Doing his part…

ORIGINALLY WRITTEN ALEEN RATZLAFF
Visitors to Hillsboro’s Memorial Park may have seen Bob Cordts riding in his motorized wheelchair and collecting litter and trash as his makes daily rounds at the park.


“As far as this park goes, it’s the little things that count,” 71-year-old Cordts said after he stopped his wheelchair under a shady tree in the park.


“If I didn’t pick (up the litter), all of sudden, there’d be a lot of paper here.”


Fourth of July will mark three months since Cordts moved to Hillsboro from Clearwater, Fla., where he had lived for the past 22 years.


After selling his house in Florida, he moved here to be close to his sister, Leona Friesen, and family.


“Fifty years away from my sister is a long time,” he said. “Every time she called me, she’d ask, ‘When are you coming home?'”


After Cordts agreed to move to Hillsboro, Friesen helped make arrangements for him to live in a Parkside Homes apartment on South Ash Street.


“When I came down here, I knew about the park that is right across the street from where I live,” he said.


“I saw all this trash laying around here-small stuff, not big stuff, unless it blows out of the garbage can.


“I said, ‘Well I can go ahead and go completely around the park and get my exercise, and yet I can enjoy the beauty of the park.”


Cordts said he spends an hour in the morning and in the afternoon collecting litter in the park.


He uses a wooden rod with a nail on the end to pick up pieces of trash that he usually puts in a plastic bag .


“A lot of times I’ll pick up paper because I need to keep bending because it gives me exercise,” he said. “Sometimes I have to quit because my back starts to hurt and then I use (the rod).”


Cordts said his niece Kimberly Friesen of Hillsboro crafted the 3-foot tool from a tree branch and wrote his name and phone number on the side, just in case he leaves it in the park.


“She calls me her favorite uncle,” he said. “She’s a real sweetheart.”


Chronic back pain has confined him to his motorized wheelchair for the past two years. Prior to that he used a walker and cane.


“I’m doing pretty good in the wheelchair,” Cordts said. “I can’t walk that far.”


Over the years, he has had four spinal surgeries.


Cordts, who has a degenerative disc disease, initially injured his back in his mid-20s in a farm accident near Inman.

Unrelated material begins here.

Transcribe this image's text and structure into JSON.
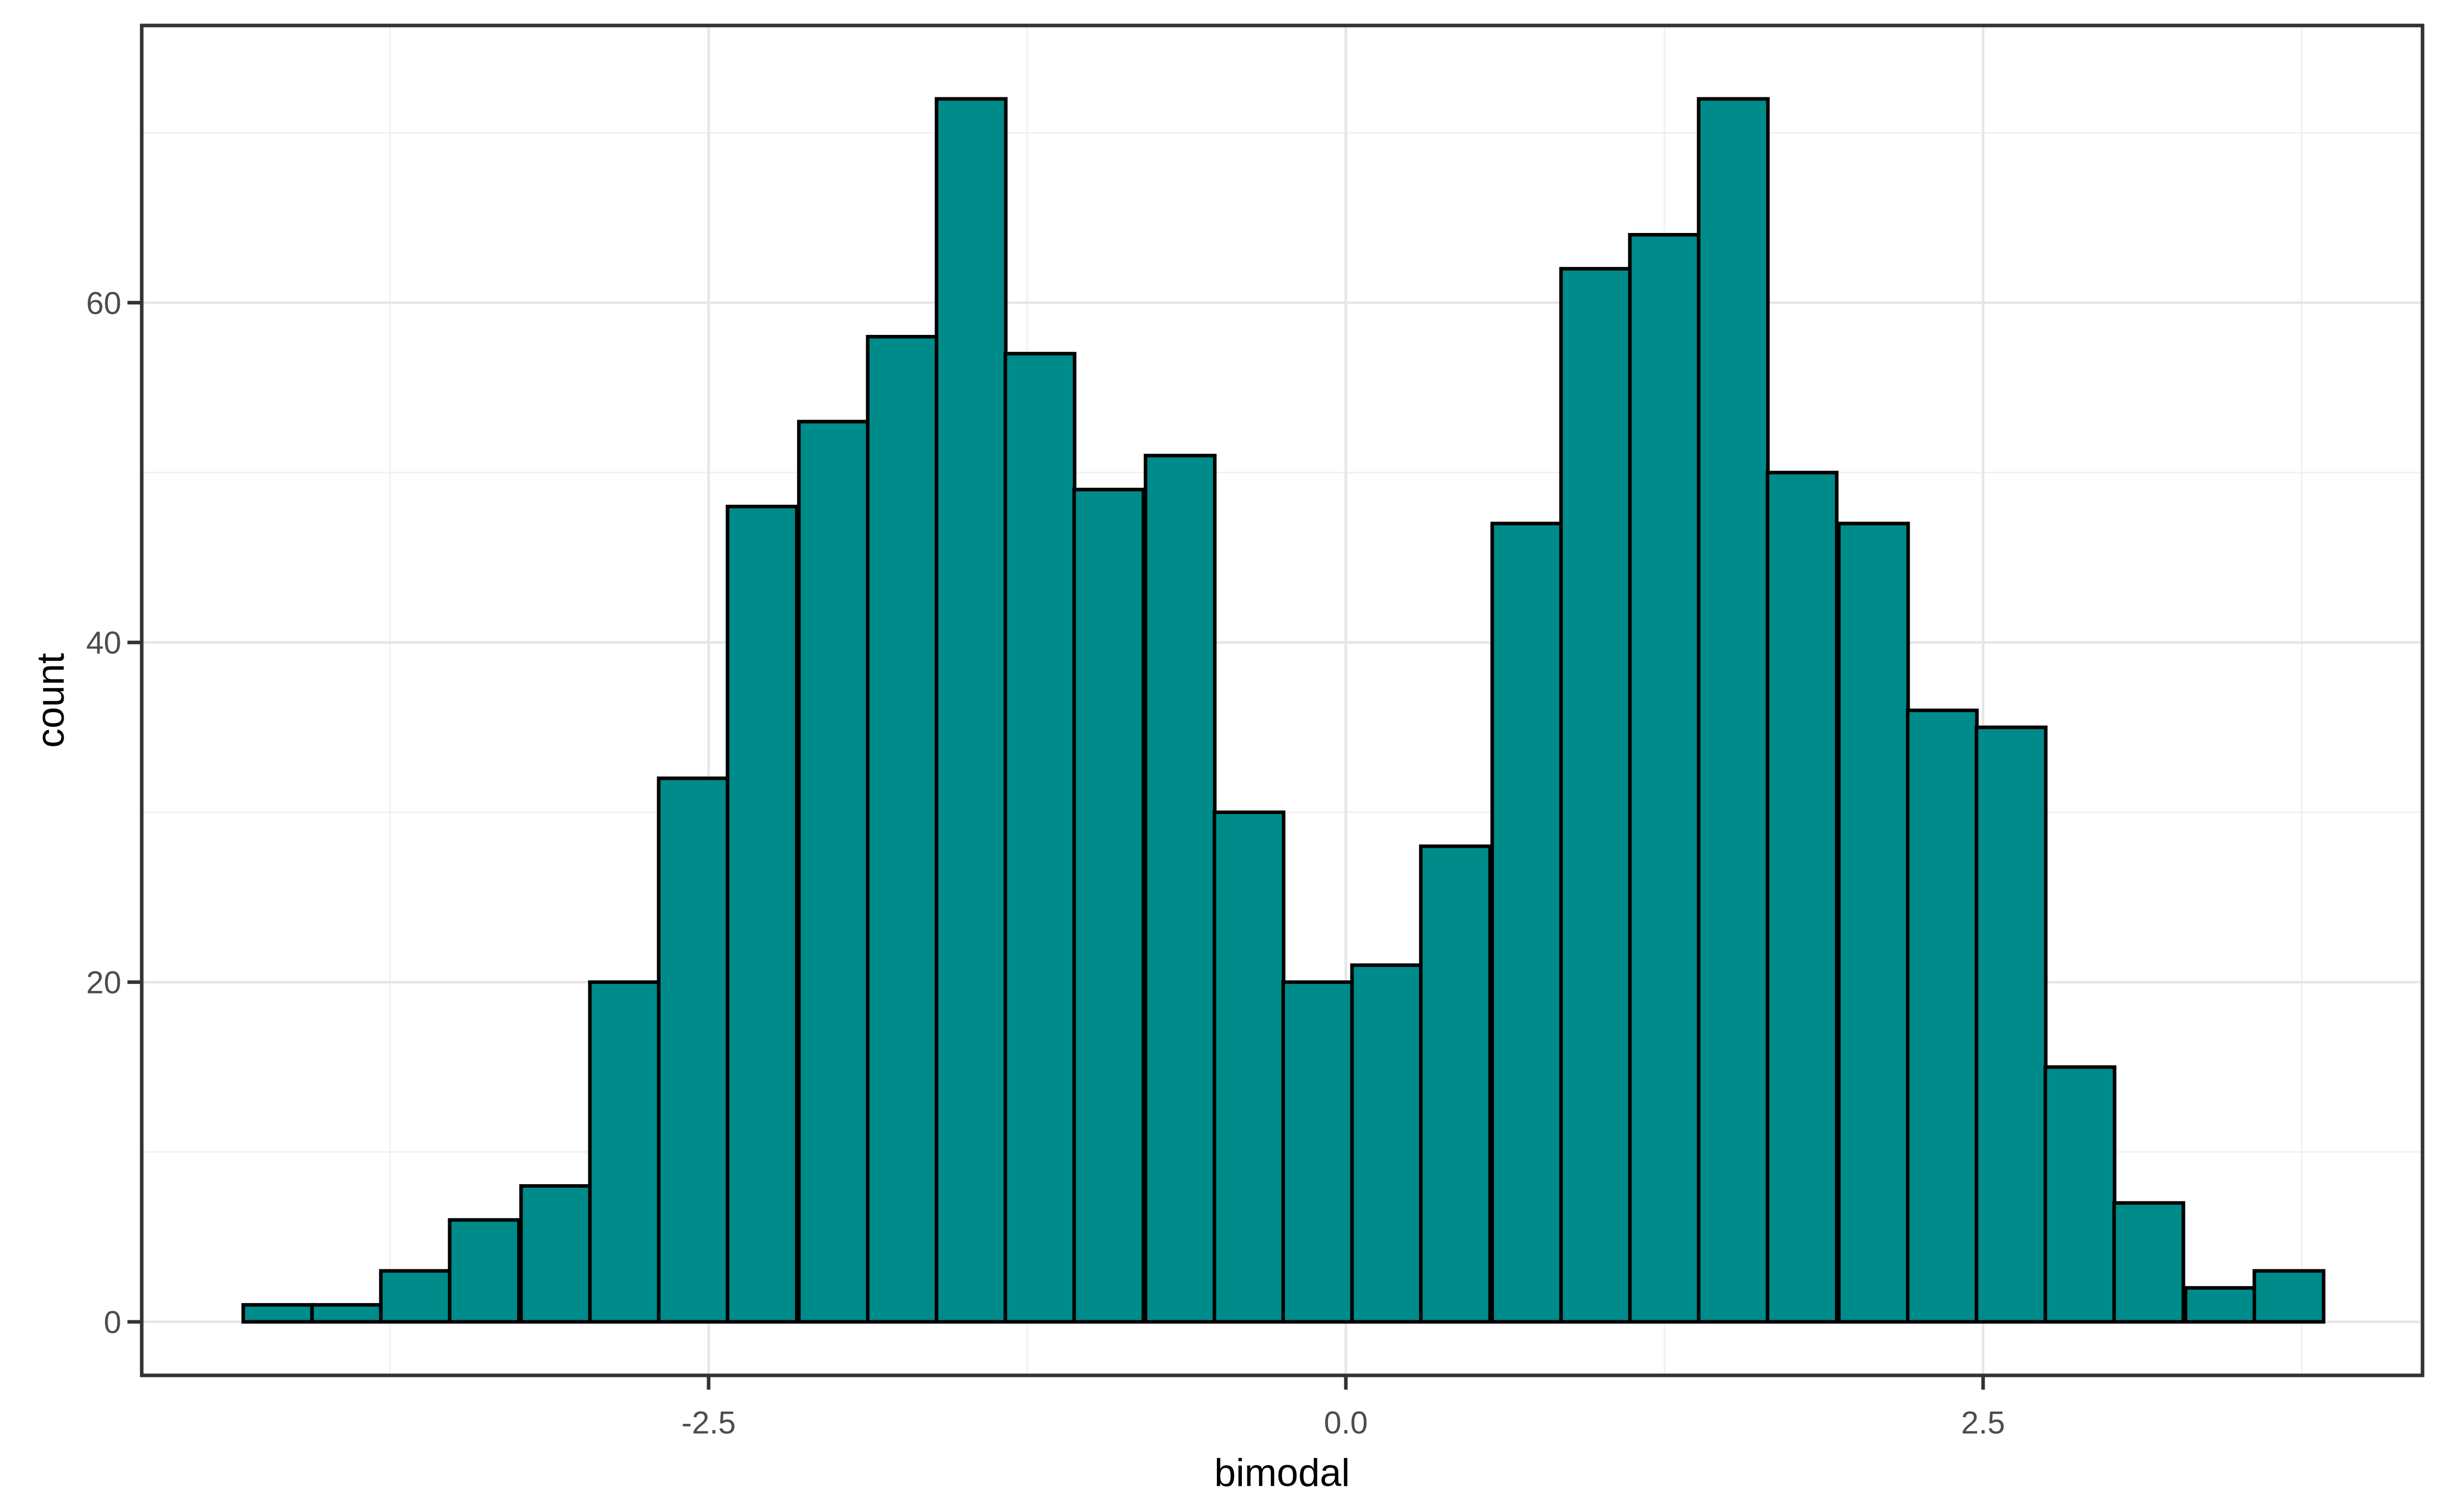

He had came to Kansas from a children’s home in Illinois and lived with foster parents Menno and Hulda Prieb of rural Inman.


After the accident, his severe back pain persisted.


Cordts said he eventually resorted to surgery after he moved to Chicago where he found work as a bookkeeper and social worker.


He later lived in West Virginia where he was pastor of a church.


After relocating to Florida, near St. Petersburg in Pinellas County, he opened his home to homeless people and counseled them.


“I’m not bragging,” he said. “That was the job God gave me in Florida.”


While in Florida, Cordts also worked as a restaurant dishwasher until he retired.


“I had a job after I got hurt and had to retire,” he said. “I volunteered for the Pinellas County Transit Authority.”


He handed out transit information at different shopping malls. As part of his compensation, he received a free bus pass and traveled from stop to stop.


“At these bus stops, there were a lot of people leaving their trash, so I would it pick up. A garbage can is sitting right next to it.”


He asked for some additional receptacles to accommodate the trash he collected.


Upon reflecting about his move to Hillsboro, Cordts said: “I have one thing left before the Lord takes me home. That is to put a tombstone on my two babies’ graves. I lost them both. That was hard.”


The children, a son and a daughter, died as infants when he was living in Inman in the ’50s.


Although hard times and grief have weathered Cordts, he’s managed to come to terms about the difficulties he’s experienced.


“When you find peace with God, you can find peace with others,” Cordts said.


One way Cordts shares that peace is by making his daily rounds picking up litter in Memorial Park.


With his regular visits to the park, he has observed both positive and negative aspects about its upkeep.


“Since I’ve been here, I’ve seen (city workers) pick up some of the tables that needed repair,” he said. “And, as far as mowing goes, they’re right out here. “


But pointing to a nearby warped bench, Cordts said, “Somebody could hurt themselves on that.


“If the city would take care of the little things-the little damages-it won’t cost them much. But if they wait until the park is rundown and things are broken, it’s going to cost them a fortune.”


Cordts, though, rates the city’s Memorial Park above others he’s seen.


“The parks I’ve visited in Florida, they weren’t as pretty as this park,” he said. “We need to take pride in our park.”


His enthusiasm for maintaining the park may be contagious.


“A little boy noticed I forgot a little piece (of paper) and came running and put it in my little bag,” Cordts said about his young helper.


Joyce Hanneman is one Hillsboro resident who has observed Cordts riding his wheelchair along South Ash Street from his apartment en route to park.


Hanneman commends his efforts.


“He’s one of the guys we want around town.